The only operator that, judging by published reports, reduced CAPEX in 2023 was MTS (presented results on March 5): the investment indicator decreased by 8.7%, to 101.5 billion rubles. In mid-2023, MTS assured that at the end of the year they would maintain capex at the level of previous years (see “Kommersant” dated August 23, 2023). The company explains the decline by “more active purchases of equipment and the high exchange rate of foreign currencies against the ruble during the period of such purchases in 2022.”

But for others, the increase in capex is due not only to investments in the network. Thus, MegaFon’s CAPEX in 2023 increased by 61.3%, to 101.1 billion rubles, but largely due to the deal to acquire the Yota trademark for 27 billion rubles.

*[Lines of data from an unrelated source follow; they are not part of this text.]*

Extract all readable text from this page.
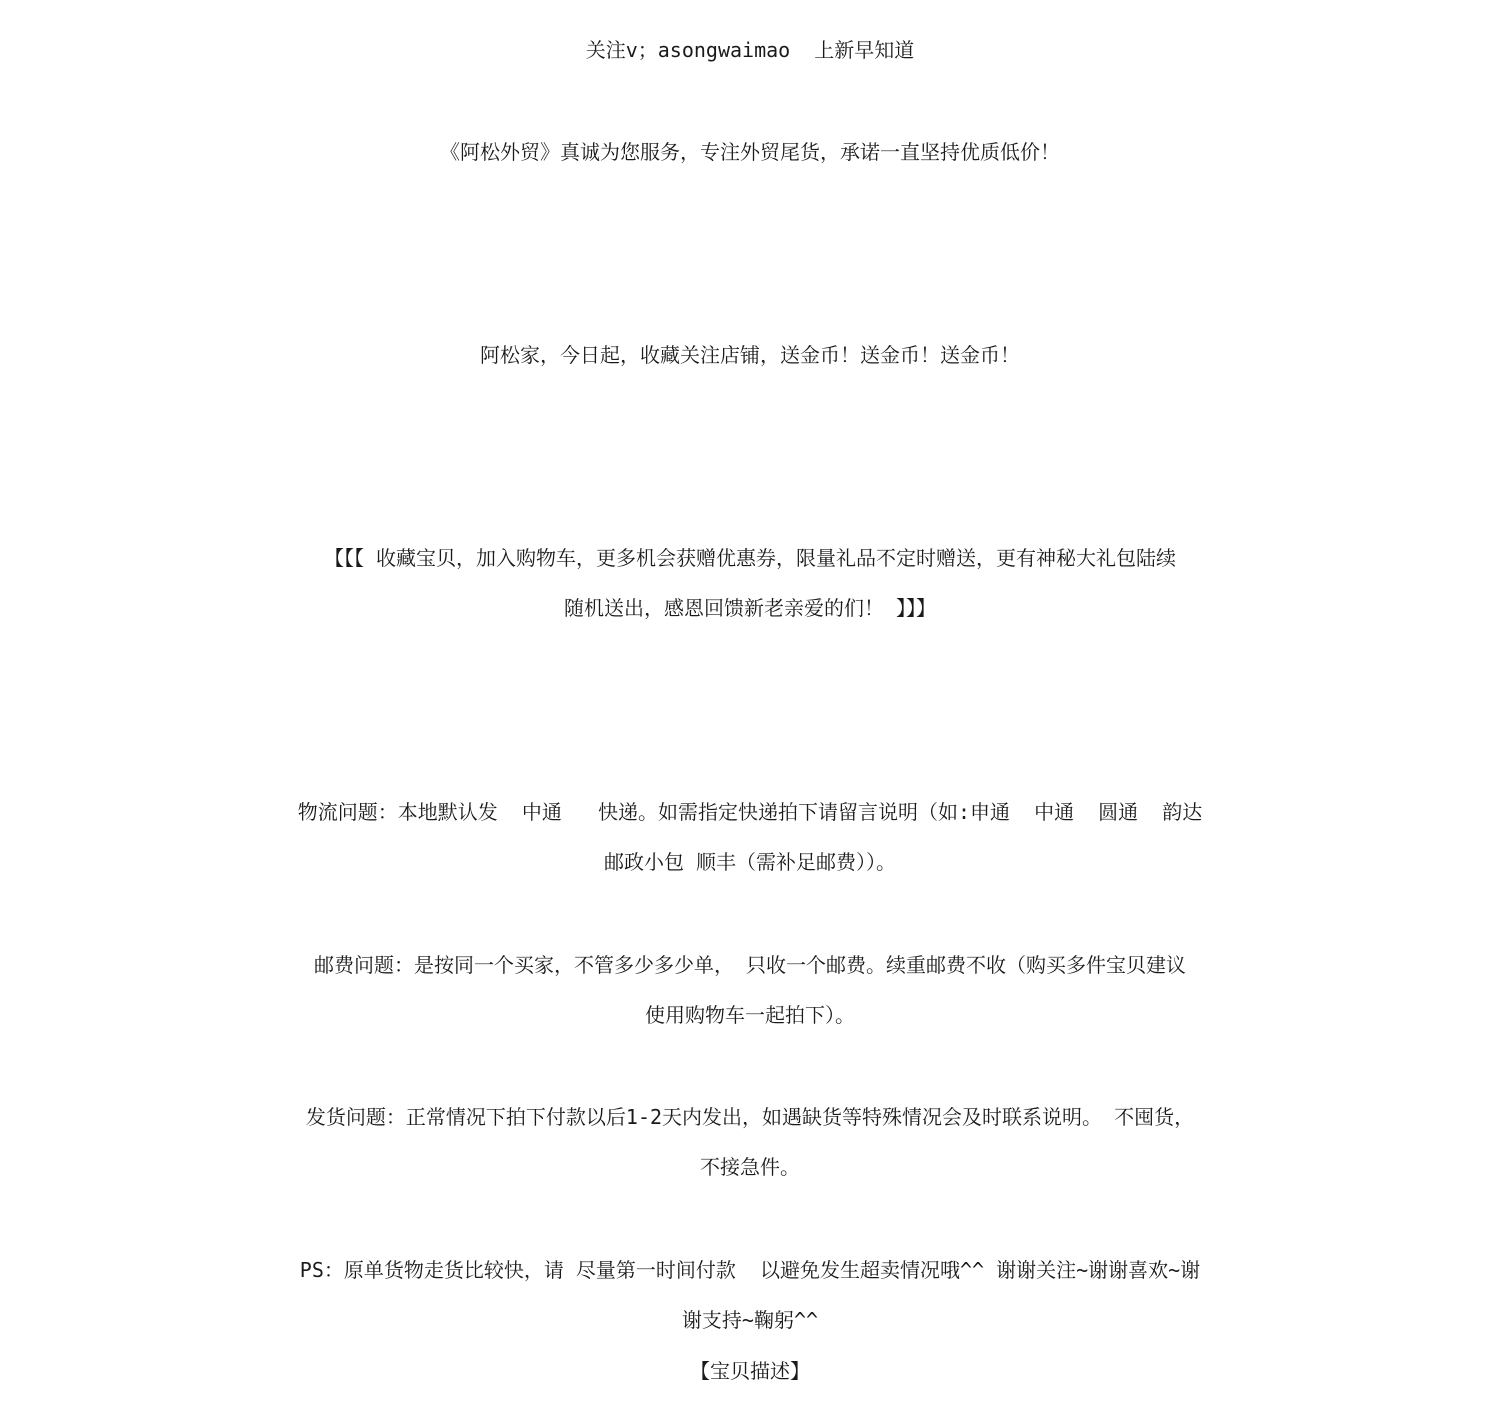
关注v；asongwaimao  上新早知道
《阿松外贸》真诚为您服务，专注外贸尾货，承诺一直坚持优质低价！
阿松家，今日起，收藏关注店铺，送金币！送金币！送金币！
【【【 收藏宝贝，加入购物车，更多机会获赠优惠券，限量礼品不定时赠送，更有神秘大礼包陆续
随机送出，感恩回馈新老亲爱的们！ 】】】
物流问题：本地默认发  中通   快递。如需指定快递拍下请留言说明（如:申通  中通  圆通  韵达
邮政小包 顺丰（需补足邮费））。
邮费问题：是按同一个买家，不管多少多少单， 只收一个邮费。续重邮费不收（购买多件宝贝建议
使用购物车一起拍下）。
发货问题：正常情况下拍下付款以后1-2天内发出，如遇缺货等特殊情况会及时联系说明。 不囤货，
不接急件。
PS：原单货物走货比较快，请 尽量第一时间付款  以避免发生超卖情况哦^^ 谢谢关注~谢谢喜欢~谢
谢支持~鞠躬^^
【宝贝描述】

VimpelCom’s CAPEX amounted to 63 billion rubles, an increase of 4.7%, but the intensity of capital investments (their ratio to the company’s total revenue) decreased by 0.2 percentage points, to 20.8%. The company says that the growth of CAPEX implies both a network update (the number of base stations increased by 10.1%, to 204.3 thousand) and the introduction of the Southern Transit trunk line, as well as investments in IT infrastructure.

Tele2 does not disclose its reporting separately, but its indicators are consolidated by Rostelecom, which over the year increased investments in non-current assets by 51%, to 69.9 billion rubles, explaining this by “the restoration of investment activity, despite logistics restrictions.” The operator, in particular, is talking about reorienting equipment purchases to domestic analogues.

Meanwhile, the already questionable situation with network upgrades can only worsen in 2024. My supplier sources tell me that Chinese equipment manufacturers raised prices sharply at the end of 2023 due to increased demand from “parallel importers”. Against the backdrop of currency exchange rate fluctuations, problems with international payments and the lack of preferential loans, it will be more difficult for operators to purchase foreign equipment. Based on the fact that the first fully functional domestic base stations, according to their manufacturers, will enter the market in 2025 at best, it is apparently not worth expecting large-scale investments by operators in infrastructure in 2024.